Tribunal Administratif de Nantes — Décision N° TA44-2500585

mardi 8 avril 2025

JuridictionTribunal Administratif de Nantes
SectionTribunal Administratif de Nantes
N° DossierTA44-2500585
TypeOrdonnance

Résumé IA

Le Tribunal administratif de Nantes a rejeté la requête de M. B contestant le refus de naturalisation du préfet de la Haute-Corse. La requête a été jugée manifestement irrecevable car M. B n'a pas justifié avoir exercé le recours administratif préalable obligatoire auprès du ministre chargé des naturalisations, conformément à l'article 45 du décret 93-1362 du 30 décembre 1993. Malgré une demande de régularisation notifiée via Télérecours citoyens, l'intéressé n'a pas produit les pièces requises dans le délai imparti. L'ordonnance se fonde sur l'article R. 222-1 4° du code de justice administrative pour rejeter la requête sans examen au fond.

Texte intégral

Vu la procédure suivante :

Par une requête, enregistrée le 13 janvier 2025, M. A B demande au tribunal d'annuler la décision du 5 décembre 2024 par laquelle le préfet de la Haute-Corse a rejeté sa demande de naturalisation.
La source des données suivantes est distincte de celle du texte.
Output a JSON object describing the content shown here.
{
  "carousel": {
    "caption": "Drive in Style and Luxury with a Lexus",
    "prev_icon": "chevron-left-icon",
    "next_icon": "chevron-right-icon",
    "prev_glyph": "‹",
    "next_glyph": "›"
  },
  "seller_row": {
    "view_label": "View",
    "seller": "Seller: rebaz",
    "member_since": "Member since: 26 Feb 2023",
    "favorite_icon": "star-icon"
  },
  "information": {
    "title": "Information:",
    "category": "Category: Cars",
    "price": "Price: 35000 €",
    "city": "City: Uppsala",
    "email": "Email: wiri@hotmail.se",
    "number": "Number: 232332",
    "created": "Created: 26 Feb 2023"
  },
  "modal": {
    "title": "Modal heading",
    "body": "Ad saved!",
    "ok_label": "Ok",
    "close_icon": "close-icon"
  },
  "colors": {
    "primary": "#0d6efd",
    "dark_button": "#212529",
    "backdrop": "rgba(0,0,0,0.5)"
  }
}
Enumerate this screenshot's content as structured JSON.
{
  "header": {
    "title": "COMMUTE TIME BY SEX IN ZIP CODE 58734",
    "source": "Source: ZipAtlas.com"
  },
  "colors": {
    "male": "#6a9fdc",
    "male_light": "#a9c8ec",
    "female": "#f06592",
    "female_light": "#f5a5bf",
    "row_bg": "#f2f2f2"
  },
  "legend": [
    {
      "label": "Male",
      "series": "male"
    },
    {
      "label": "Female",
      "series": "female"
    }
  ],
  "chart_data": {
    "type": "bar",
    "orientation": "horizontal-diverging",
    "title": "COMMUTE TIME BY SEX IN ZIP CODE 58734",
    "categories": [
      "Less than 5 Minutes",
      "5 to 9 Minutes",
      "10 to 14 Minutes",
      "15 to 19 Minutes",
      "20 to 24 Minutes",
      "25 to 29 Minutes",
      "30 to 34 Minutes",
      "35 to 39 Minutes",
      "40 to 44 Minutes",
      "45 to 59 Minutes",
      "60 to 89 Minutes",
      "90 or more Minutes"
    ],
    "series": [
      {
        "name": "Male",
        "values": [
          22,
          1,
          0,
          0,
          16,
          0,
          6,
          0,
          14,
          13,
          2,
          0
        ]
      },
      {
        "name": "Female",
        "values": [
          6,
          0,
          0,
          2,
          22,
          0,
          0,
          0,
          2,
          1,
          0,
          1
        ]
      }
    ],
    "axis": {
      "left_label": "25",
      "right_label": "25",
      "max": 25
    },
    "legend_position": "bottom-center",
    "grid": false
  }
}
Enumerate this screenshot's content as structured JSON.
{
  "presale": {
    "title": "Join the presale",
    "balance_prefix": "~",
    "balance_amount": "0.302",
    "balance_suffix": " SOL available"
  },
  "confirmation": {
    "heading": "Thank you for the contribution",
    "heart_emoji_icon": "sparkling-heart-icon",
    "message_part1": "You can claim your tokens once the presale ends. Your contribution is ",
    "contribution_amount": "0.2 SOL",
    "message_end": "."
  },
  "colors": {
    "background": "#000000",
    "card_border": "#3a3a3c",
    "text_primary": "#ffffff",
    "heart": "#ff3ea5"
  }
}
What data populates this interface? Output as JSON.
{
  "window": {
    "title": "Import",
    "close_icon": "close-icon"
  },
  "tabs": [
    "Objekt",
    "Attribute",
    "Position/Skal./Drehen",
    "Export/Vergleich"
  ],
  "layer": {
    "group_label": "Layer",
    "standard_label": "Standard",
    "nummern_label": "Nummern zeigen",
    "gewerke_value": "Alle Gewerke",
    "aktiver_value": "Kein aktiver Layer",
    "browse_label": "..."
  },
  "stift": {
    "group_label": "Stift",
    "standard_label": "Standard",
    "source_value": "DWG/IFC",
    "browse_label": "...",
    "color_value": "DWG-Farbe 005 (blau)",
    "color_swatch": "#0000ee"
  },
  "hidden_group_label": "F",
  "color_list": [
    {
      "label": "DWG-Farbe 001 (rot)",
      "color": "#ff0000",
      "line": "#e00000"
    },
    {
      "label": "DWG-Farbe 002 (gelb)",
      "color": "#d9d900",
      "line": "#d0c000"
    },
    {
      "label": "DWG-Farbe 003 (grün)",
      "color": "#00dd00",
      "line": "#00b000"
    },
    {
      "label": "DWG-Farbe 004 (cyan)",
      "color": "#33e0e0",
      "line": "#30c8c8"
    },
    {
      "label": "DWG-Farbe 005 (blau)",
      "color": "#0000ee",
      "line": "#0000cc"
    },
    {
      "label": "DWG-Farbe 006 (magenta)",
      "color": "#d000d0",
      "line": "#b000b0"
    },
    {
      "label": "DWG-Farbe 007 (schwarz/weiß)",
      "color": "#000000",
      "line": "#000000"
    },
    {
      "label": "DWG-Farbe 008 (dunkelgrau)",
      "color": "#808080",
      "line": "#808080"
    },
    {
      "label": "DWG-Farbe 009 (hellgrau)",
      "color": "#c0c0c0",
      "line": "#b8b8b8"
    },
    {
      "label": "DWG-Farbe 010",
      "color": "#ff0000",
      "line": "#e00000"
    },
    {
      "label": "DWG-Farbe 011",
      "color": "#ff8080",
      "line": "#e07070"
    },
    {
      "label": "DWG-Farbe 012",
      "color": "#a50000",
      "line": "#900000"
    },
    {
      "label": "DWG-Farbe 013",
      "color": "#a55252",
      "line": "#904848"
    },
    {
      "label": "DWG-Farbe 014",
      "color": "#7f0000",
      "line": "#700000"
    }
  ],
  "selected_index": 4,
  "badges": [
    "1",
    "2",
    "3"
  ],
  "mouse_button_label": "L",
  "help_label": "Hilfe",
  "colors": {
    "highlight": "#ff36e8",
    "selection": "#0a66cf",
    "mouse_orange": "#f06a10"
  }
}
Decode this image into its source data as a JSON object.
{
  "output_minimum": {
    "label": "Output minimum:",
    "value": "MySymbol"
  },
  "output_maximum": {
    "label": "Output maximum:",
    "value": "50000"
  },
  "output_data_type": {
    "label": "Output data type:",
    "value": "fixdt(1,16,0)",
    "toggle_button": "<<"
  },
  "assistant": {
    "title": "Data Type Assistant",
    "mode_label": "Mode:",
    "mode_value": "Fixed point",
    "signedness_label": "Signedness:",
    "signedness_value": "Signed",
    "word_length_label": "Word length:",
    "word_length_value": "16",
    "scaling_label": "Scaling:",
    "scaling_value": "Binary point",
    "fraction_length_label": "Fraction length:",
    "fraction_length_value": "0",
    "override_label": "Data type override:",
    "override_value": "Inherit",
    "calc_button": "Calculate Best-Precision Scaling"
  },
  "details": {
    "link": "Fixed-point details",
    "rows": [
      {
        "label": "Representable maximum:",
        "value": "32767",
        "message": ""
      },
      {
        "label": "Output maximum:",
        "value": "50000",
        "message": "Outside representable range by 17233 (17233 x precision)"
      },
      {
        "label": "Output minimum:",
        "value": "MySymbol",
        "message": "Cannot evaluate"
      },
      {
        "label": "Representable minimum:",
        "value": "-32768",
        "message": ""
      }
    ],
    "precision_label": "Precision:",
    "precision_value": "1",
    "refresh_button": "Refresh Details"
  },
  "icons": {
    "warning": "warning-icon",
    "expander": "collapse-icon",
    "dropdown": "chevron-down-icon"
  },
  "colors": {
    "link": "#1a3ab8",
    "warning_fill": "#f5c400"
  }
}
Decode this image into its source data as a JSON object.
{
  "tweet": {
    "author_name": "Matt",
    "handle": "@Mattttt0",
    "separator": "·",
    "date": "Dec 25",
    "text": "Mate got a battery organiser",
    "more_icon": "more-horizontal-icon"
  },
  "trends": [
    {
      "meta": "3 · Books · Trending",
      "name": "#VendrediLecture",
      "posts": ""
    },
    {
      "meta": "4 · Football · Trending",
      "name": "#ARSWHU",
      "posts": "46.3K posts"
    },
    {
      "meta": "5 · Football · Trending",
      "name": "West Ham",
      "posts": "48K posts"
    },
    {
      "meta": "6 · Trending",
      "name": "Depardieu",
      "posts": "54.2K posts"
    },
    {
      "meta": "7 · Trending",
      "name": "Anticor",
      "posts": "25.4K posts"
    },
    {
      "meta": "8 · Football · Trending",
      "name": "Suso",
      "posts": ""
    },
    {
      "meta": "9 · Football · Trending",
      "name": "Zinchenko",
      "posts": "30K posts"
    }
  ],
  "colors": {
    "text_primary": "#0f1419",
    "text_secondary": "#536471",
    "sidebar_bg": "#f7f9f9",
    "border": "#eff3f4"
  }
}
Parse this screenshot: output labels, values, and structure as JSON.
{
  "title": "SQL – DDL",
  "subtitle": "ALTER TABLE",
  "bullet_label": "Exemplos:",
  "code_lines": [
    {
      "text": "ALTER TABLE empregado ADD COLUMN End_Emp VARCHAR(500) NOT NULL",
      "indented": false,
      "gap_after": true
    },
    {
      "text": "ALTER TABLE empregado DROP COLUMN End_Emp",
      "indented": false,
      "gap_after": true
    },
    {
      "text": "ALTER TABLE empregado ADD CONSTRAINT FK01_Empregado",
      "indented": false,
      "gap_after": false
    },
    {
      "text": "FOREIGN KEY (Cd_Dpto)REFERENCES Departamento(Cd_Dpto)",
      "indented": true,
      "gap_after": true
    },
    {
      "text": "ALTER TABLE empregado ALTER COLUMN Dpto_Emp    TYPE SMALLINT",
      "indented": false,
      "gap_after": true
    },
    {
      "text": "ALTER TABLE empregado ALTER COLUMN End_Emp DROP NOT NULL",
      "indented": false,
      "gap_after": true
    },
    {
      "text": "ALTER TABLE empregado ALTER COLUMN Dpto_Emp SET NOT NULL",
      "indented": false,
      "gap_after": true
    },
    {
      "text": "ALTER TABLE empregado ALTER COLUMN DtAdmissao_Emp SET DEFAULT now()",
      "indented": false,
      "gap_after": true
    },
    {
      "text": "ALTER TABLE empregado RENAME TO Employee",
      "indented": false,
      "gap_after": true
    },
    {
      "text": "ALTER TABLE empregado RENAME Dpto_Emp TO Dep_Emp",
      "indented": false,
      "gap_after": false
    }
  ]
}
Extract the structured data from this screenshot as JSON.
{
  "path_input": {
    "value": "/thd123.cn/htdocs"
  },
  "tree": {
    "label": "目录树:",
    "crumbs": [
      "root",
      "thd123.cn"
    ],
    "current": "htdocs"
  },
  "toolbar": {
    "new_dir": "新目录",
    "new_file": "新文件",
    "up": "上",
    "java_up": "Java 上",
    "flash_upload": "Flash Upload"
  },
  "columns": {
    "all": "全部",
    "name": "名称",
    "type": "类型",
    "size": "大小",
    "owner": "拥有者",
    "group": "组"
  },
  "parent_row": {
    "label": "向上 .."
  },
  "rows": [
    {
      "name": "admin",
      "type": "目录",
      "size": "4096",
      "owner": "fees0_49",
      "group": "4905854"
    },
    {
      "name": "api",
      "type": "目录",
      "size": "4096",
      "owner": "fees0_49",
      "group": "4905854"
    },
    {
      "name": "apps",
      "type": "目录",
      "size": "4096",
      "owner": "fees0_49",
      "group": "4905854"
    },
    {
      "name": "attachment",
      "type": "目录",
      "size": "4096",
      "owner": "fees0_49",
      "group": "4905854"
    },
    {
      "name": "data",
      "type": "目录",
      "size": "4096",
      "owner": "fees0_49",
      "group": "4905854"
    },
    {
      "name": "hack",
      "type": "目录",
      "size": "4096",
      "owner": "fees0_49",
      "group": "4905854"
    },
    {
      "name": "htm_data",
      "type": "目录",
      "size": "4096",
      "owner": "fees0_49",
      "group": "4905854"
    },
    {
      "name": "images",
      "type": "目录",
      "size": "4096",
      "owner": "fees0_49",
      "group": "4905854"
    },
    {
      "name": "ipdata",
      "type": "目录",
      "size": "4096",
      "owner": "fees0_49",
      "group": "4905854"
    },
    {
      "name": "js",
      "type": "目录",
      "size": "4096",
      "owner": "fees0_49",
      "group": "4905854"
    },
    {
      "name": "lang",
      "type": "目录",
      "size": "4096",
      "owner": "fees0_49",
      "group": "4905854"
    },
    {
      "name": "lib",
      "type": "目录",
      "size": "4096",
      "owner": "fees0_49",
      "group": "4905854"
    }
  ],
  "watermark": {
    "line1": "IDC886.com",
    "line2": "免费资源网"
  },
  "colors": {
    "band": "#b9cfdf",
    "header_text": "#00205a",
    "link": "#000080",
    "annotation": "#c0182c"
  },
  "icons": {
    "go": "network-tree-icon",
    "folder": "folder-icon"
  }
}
Vu les autres pièces du dossier.

Vu :

- le décret 93-1362 du 30 décembre 1993 ;

- le code de justice administrative.

Considérant ce qui suit :

1. Aux termes de l'article R. 222-1 du code de justice administrative : " () les présidents de formation de jugement des tribunaux () peuvent, par ordonnance : / () 4º Rejeter les requêtes manifestement irrecevables, lorsque la juridiction n'est pas tenue d'inviter leur auteur à les régulariser ou qu'elles n'ont pas été régularisées à l'expiration du délai imparti par une demande en ce sens () ".

2. En vertu de l'article 45 du décret du 30 décembre 1993 relatif aux déclarations de nationalité, aux décisions de naturalisation, de réintégration, de perte, de déchéance et de retrait de la nationalité française, la décision préfectorale déclarant irrecevable, ajournant ou rejetant une demande de naturalisation peut faire l'objet, dans les deux mois suivant sa notification, d'un recours auprès du ministre chargé des naturalisations. Aux termes du deuxième alinéa de cet article, ce recours " constitue un préalable obligatoire à l'exercice d'un recours contentieux, à peine d'irrecevabilité de ce dernier ".

3. Aux termes de l'article R. 611-8-6 du code de justice administrative, applicable aux communications et notifications prévues par le livre VI adressées par le moyen du téléservice mentionné à l'article R. 414-2 du même code : " Les parties sont réputées avoir reçu la communication ou la notification à la date de première consultation du document qui leur a été adressé par voie électronique, certifiée par l'accusé de réception délivré par l'application informatique, ou, à défaut de consultation dans un délai de deux jours ouvrés à compter de la date de mise à disposition du document dans l'application, à l'issue de ce délai. Sauf demande contraire de leur part, les parties sont alertées de toute nouvelle communication ou notification par un message électronique envoyé à l'adresse choisie par elles () ".

4. La requête déposée par M. B n'était pas accompagnée de la copie de la décision du ministre chargé des naturalisations statuant sur le recours administratif préalable obligatoire mentionné au point 2 ni de la pièce justifiant du dépôt d'un tel recours. Par un courrier mis à disposition dans l'application Télérecours citoyens le 15 janvier 2025 et dont il est réputé avoir reçu notification régulière à l'issue du délai de deux jours mentionné à l'article R. 611-8-6 précité, le greffe a invité M. B à justifier, dans un délai de quinze jours, avoir exercé ce recours à l'encontre de la décision du préfet statuant sur sa demande de naturalisation. En dépit de cette demande, M. B n'a cependant pas produit les éléments demandés ni justifié de l'impossibilité de les produire. Ainsi, cette requête, qui n'a pas été régularisée, est entachée d'une irrecevabilité manifeste et ne peut qu'être rejetée.

O R D O N N E :

Article 1er : La requête de M. B est rejetée

Article 2 : La présente ordonnance sera notifiée à M. A B.

Fait à Nantes, le 8 avril 2025.

La présidente,

M.-P. ALLIO-ROUSSEAU

La République mande et ordonne au ministre d'Etat, ministre de l'intérieur en ce qui le concerne ou à tous commissaires de justice à ce requis en ce qui concerne les voies de droit commun contre les parties privées, de pourvoir à l'exécution de la présente décision.